Judge Cost Speed Best for
StubJudge Free Instant CI, testing, offline
CachedJudge(AnthropicJudge(...)) Low Fast Production — caches repeated prompts
AnthropicJudge(model="claude-opus-4-8") Higher Moderate Highest-quality preferences
OpenAIJudge(model="gpt-4o") Higher Moderate Alternative judge

Always wrap production judges with CachedJudge to avoid re-judging identical prompt/response pairs across iterations.


How Preferences Are Generated

In each iteration:

  1. For each training prompt, the pipeline generates responses_per_prompt candidate responses (stub: syntactic variants of the original response).

  2. The judge compares candidates pairwise and ranks them.

  3. The highest-ranked candidate becomes chosen; the lowest-ranked becomes rejected.

  4. The resulting (prompt, chosen, rejected) triples form the DPO training set for this iteration.


Regression Detection

After each iteration's eval, the pipeline compares the primary metric (default: exact_match) against the best score seen so far. If the score drops by more than regression_tolerance, the pipeline stops and marks the iteration as regressed=True.
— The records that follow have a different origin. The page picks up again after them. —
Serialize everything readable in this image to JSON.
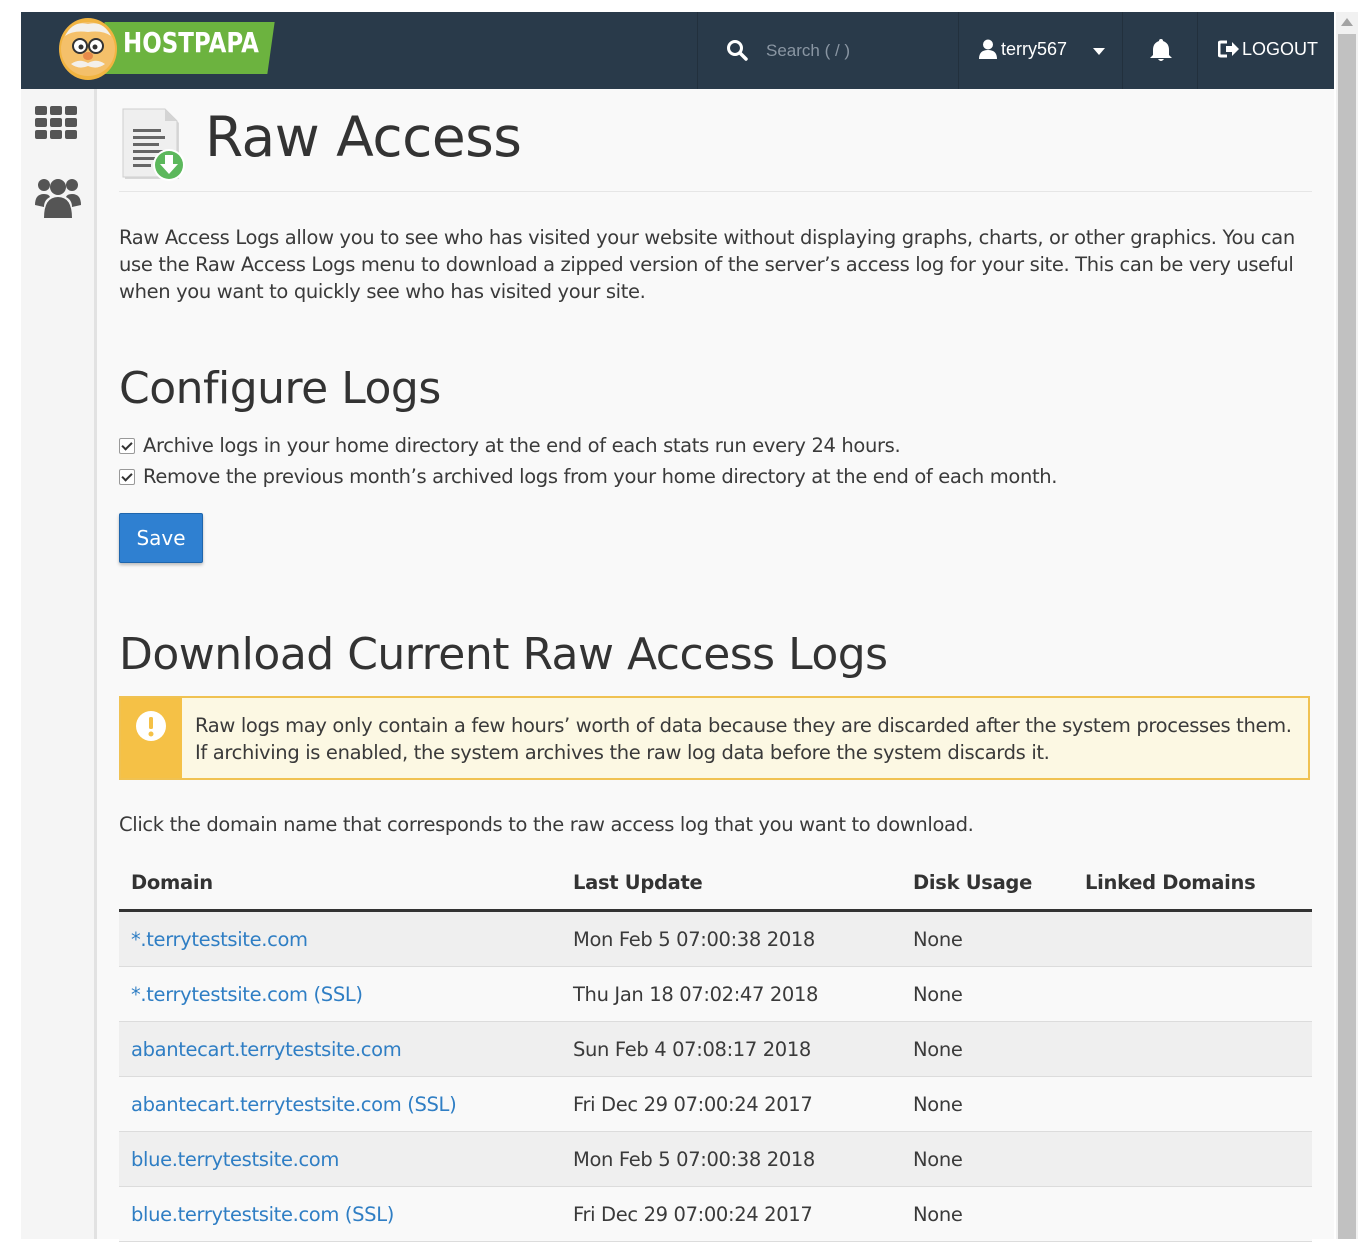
{
  "header": {
    "brand": "HOSTPAPA",
    "search_placeholder": "Search ( / )",
    "username": "terry567",
    "logout_label": "LOGOUT"
  },
  "page": {
    "title": "Raw Access",
    "intro": "Raw Access Logs allow you to see who has visited your website without displaying graphs, charts, or other graphics. You can use the Raw Access Logs menu to download a zipped version of the server’s access log for your site. This can be very useful when you want to quickly see who has visited your site."
  },
  "configure": {
    "heading": "Configure Logs",
    "option_archive": "Archive logs in your home directory at the end of each stats run every 24 hours.",
    "option_remove": "Remove the previous month’s archived logs from your home directory at the end of each month.",
    "save_label": "Save"
  },
  "download": {
    "heading": "Download Current Raw Access Logs",
    "alert": "Raw logs may only contain a few hours’ worth of data because they are discarded after the system processes them. If archiving is enabled, the system archives the raw log data before the system discards it.",
    "note": "Click the domain name that corresponds to the raw access log that you want to download.",
    "columns": {
      "domain": "Domain",
      "last_update": "Last Update",
      "disk_usage": "Disk Usage",
      "linked_domains": "Linked Domains"
    },
    "rows": [
      {
        "domain": "*.terrytestsite.com",
        "last_update": "Mon Feb 5 07:00:38 2018",
        "disk_usage": "None",
        "linked": ""
      },
      {
        "domain": "*.terrytestsite.com (SSL)",
        "last_update": "Thu Jan 18 07:02:47 2018",
        "disk_usage": "None",
        "linked": ""
      },
      {
        "domain": "abantecart.terrytestsite.com",
        "last_update": "Sun Feb 4 07:08:17 2018",
        "disk_usage": "None",
        "linked": ""
      },
      {
        "domain": "abantecart.terrytestsite.com (SSL)",
        "last_update": "Fri Dec 29 07:00:24 2017",
        "disk_usage": "None",
        "linked": ""
      },
      {
        "domain": "blue.terrytestsite.com",
        "last_update": "Mon Feb 5 07:00:38 2018",
        "disk_usage": "None",
        "linked": ""
      },
      {
        "domain": "blue.terrytestsite.com (SSL)",
        "last_update": "Fri Dec 29 07:00:24 2017",
        "disk_usage": "None",
        "linked": ""
      }
    ]
  },
  "colors": {
    "header_bg": "#293a4a",
    "brand_green": "#6cb33f",
    "primary_button": "#2f80d1",
    "link": "#2f7ec4",
    "warning": "#f5c146"
  },
  "icons": {
    "search": "search-icon",
    "user": "user-icon",
    "notifications": "bell-icon",
    "logout": "logout-icon",
    "apps": "grid-icon",
    "users": "users-icon",
    "page": "document-download-icon",
    "alert": "exclamation-icon"
  }
}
The best model checkpoint (from the iteration with the highest eval score) is the recommended final model.


Manifests and Reproducibility

Each RLAIF iteration produces a RunManifest with:

  • run_id — unique to this iteration
  • provenance — list of parent run IDs (the full iteration chain)
  • config_hash — hash of the DPO config used
  • dataset_hash — hash of the preference pairs used

To reproduce a specific iteration:

provenir reproduce artifacts/manifests/<iteration_run_id>.json

Cost Estimation

Judge API calls are the main cost driver. Rough estimates for 3 iterations, 1000 training prompts, 4 responses per prompt:

Judge API calls Estimated cost
AnthropicJudge(claude-haiku-4-5) ~6,000 < $5
AnthropicJudge(claude-sonnet-4-6) ~6,000 ~$30
OpenAIJudge(gpt-4o-mini) ~6,000 < $5

Use CachedJudge to avoid re-judging the same pairs in subsequent runs.